Storage Savings Calculator

Your Workload:

Commands/day:     _______
Avg output size:  _______
Dedup ratio:      70% (typical CI)

Before:  commands/day × avg_size × 30 days
After:   commands/day × avg_size × (1 - dedup_ratio) × 30 days
Savings: _______

Example:

10,000 commands/day
200KB avg output
70% dedup

Before:  10k × 200KB × 30 = 60GB/month
After:   10k × 200KB × 0.3 × 30 = 18GB/month
Savings: 42GB (70%)


Troubleshooting

"Hash mismatch on read"

  • Corruption in blob file
  • Check: SELECT * FROM blob_registry WHERE corrupt = TRUE
  • Fix: Recompute hash, mark for deletion

"Dedup not working"

  • Check: Are hashes identical?

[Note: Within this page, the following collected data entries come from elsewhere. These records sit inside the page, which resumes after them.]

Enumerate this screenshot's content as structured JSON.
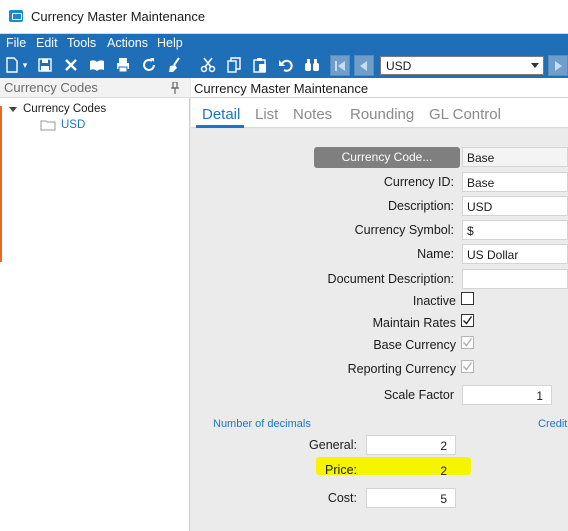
{
  "window": {
    "title": "Currency Master Maintenance"
  },
  "menu": [
    "File",
    "Edit",
    "Tools",
    "Actions",
    "Help"
  ],
  "toolbar": {
    "record_select_value": "USD"
  },
  "left_panel": {
    "header": "Currency Codes",
    "tree": {
      "root": "Currency Codes",
      "children": [
        "USD"
      ]
    }
  },
  "main": {
    "header": "Currency Master Maintenance",
    "tabs": [
      "Detail",
      "List",
      "Notes",
      "Rounding",
      "GL Control"
    ],
    "active_tab": "Detail",
    "form": {
      "currency_code_button": "Currency Code...",
      "currency_code_value": "Base",
      "currency_id_label": "Currency ID:",
      "currency_id_value": "Base",
      "description_label": "Description:",
      "description_value": "USD",
      "currency_symbol_label": "Currency Symbol:",
      "currency_symbol_value": "$",
      "name_label": "Name:",
      "name_value": "US Dollar",
      "document_description_label": "Document Description:",
      "document_description_value": "",
      "inactive_label": "Inactive",
      "inactive_checked": false,
      "maintain_rates_label": "Maintain Rates",
      "maintain_rates_checked": true,
      "base_currency_label": "Base Currency",
      "base_currency_checked": true,
      "reporting_currency_label": "Reporting Currency",
      "reporting_currency_checked": true,
      "scale_factor_label": "Scale Factor",
      "scale_factor_value": "1",
      "number_of_decimals_label": "Number of decimals",
      "credit_label": "Credit",
      "general_label": "General:",
      "general_value": "2",
      "price_label": "Price:",
      "price_value": "2",
      "cost_label": "Cost:",
      "cost_value": "5"
    }
  },
  "colors": {
    "accent": "#1e6fb8",
    "link": "#1976c8",
    "highlight": "#f5f500",
    "button": "#7f7f7f"
  }
}
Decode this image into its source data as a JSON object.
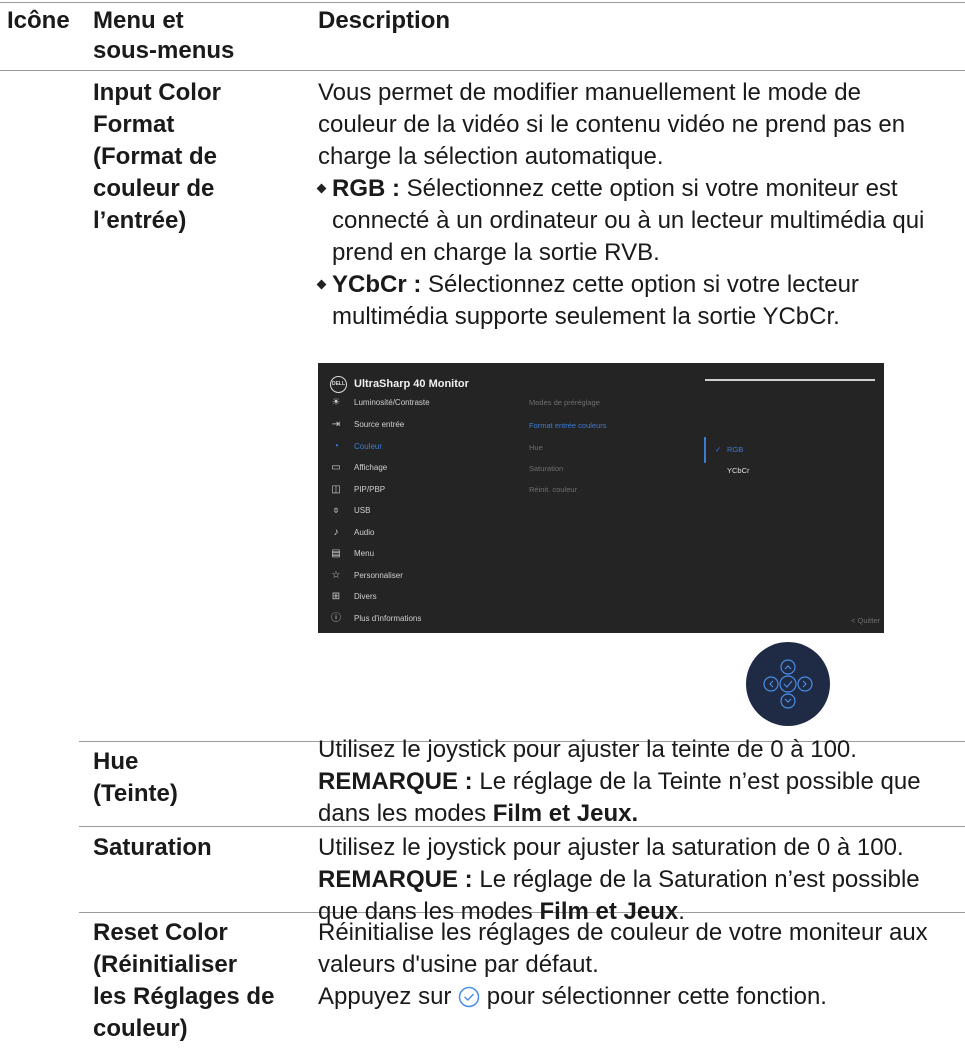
{
  "header": {
    "icon_col": "Icône",
    "menu_col_line1": "Menu et",
    "menu_col_line2": "sous-menus",
    "desc_col": "Description"
  },
  "rows": {
    "input_color": {
      "menu_lines": [
        "Input Color",
        "Format",
        "(Format de",
        "couleur de",
        "l’entrée)"
      ],
      "desc_lines": [
        "Vous permet de modifier manuellement le mode de",
        "couleur de la vidéo si le contenu vidéo ne prend pas en",
        "charge la sélection automatique."
      ],
      "bullet_rgb_label": "RGB :",
      "bullet_rgb_lines": [
        " Sélectionnez cette option si votre moniteur est",
        "connecté à un ordinateur ou à un lecteur multimédia qui",
        "prend en charge la sortie RVB."
      ],
      "bullet_ycbcr_label": "YCbCr :",
      "bullet_ycbcr_lines": [
        " Sélectionnez cette option si votre lecteur",
        "multimédia supporte seulement la sortie YCbCr."
      ]
    },
    "hue": {
      "menu_line1": "Hue",
      "menu_line2": "(Teinte)",
      "desc_line1": "Utilisez le joystick pour ajuster la teinte de 0 à 100.",
      "note_label": "REMARQUE :",
      "note_text1": " Le réglage de la Teinte n’est possible que",
      "note_text2a": "dans les modes ",
      "note_text2b": "Film et Jeux."
    },
    "saturation": {
      "menu_line1": "Saturation",
      "desc_line1": "Utilisez le joystick pour ajuster la saturation de 0 à 100.",
      "note_label": "REMARQUE :",
      "note_text1": " Le réglage de la Saturation n’est possible",
      "note_text2a": "que dans les modes ",
      "note_text2b": "Film et Jeux",
      "note_text2c": "."
    },
    "reset": {
      "menu_lines": [
        "Reset Color",
        "(Réinitialiser",
        "les Réglages de",
        "couleur)"
      ],
      "desc_line1": "Réinitialise les réglages de couleur de votre moniteur aux",
      "desc_line2": "valeurs d'usine par défaut.",
      "desc_line3a": "Appuyez sur ",
      "desc_line3b": " pour sélectionner cette fonction."
    }
  },
  "osd": {
    "logo": "DELL",
    "title": "UltraSharp 40 Monitor",
    "menu": [
      {
        "label": "Luminosité/Contraste",
        "icon": "brightness-icon",
        "glyph": "☀"
      },
      {
        "label": "Source entrée",
        "icon": "input-source-icon",
        "glyph": "⇥"
      },
      {
        "label": "Couleur",
        "icon": "color-icon",
        "glyph": "◔"
      },
      {
        "label": "Affichage",
        "icon": "display-icon",
        "glyph": "▭"
      },
      {
        "label": "PIP/PBP",
        "icon": "pip-icon",
        "glyph": "◫"
      },
      {
        "label": "USB",
        "icon": "usb-icon",
        "glyph": "⌽"
      },
      {
        "label": "Audio",
        "icon": "audio-icon",
        "glyph": "♪"
      },
      {
        "label": "Menu",
        "icon": "menu-icon",
        "glyph": "▤"
      },
      {
        "label": "Personnaliser",
        "icon": "star-icon",
        "glyph": "☆"
      },
      {
        "label": "Divers",
        "icon": "misc-icon",
        "glyph": "⊞"
      },
      {
        "label": "Plus d'informations",
        "icon": "info-icon",
        "glyph": "ⓘ"
      }
    ],
    "submenu": [
      "Modes de préréglage",
      "Format entrée couleurs",
      "Hue",
      "Saturation",
      "Réinit. couleur"
    ],
    "options": [
      "RGB",
      "YCbCr"
    ],
    "selected_option": "RGB",
    "checkmark": "✓",
    "quit": "< Quitter",
    "accent_color": "#3b7bd4"
  }
}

SELECT content_hash, COUNT(*) FROM outputs GROUP BY content_hash
  • Verify: BLAKE3 version consistent
  • Debug: Log dedup hit/miss rates

"Blob directory growing too large"

  • Check: Subdirectory sharding (00-ff)
  • Verify: ls blobs/content/ | wc -l should show 256 dirs
  • Fix: Migrate old blobs to subdirs

Migration from UUID-based

File: MIGRATION_SUMMARY.md

Steps:

# 1. Backup
cp -r db/data/recent/managed db/data/recent/managed.backup

# 2. Run migration
shq migrate-to-content-addressed

# 3. Verify
shq verify-blobs

# 4. Cleanup (after verification)
rm -rf db/data/recent/managed.backup


Performance Targets

Hash computation: <2ms per 5MB output
Dedup check: <1ms (indexed query)
Total overhead: <3ms per capture
Storage savings: 70-90% for CI workloads
Query speed: No regression


Summary Checklist

  • [ ] Read CONTENT_ADDRESSED_BLOBS.md (design)
  • [ ] Read bird_spec.md (schema)
  • [ ] Phase 1: Schema migration
  • [ ] Phase 2: Capture flow (write_output, etc.)
  • [ ] Phase 3: Query flow (resolve_storage_ref)
  • [ ] Phase 4: Testing (dedup, ref counting, URIs)
  • [ ] Measure: Storage savings achieved
  • [ ] Document: Actual dedup ratios for your workload

Implementation time: ~4 weeks
Complexity: Medium (clear interfaces)
Risk: Low (backward compatible)
Payoff: 70-90% storage reduction 🎯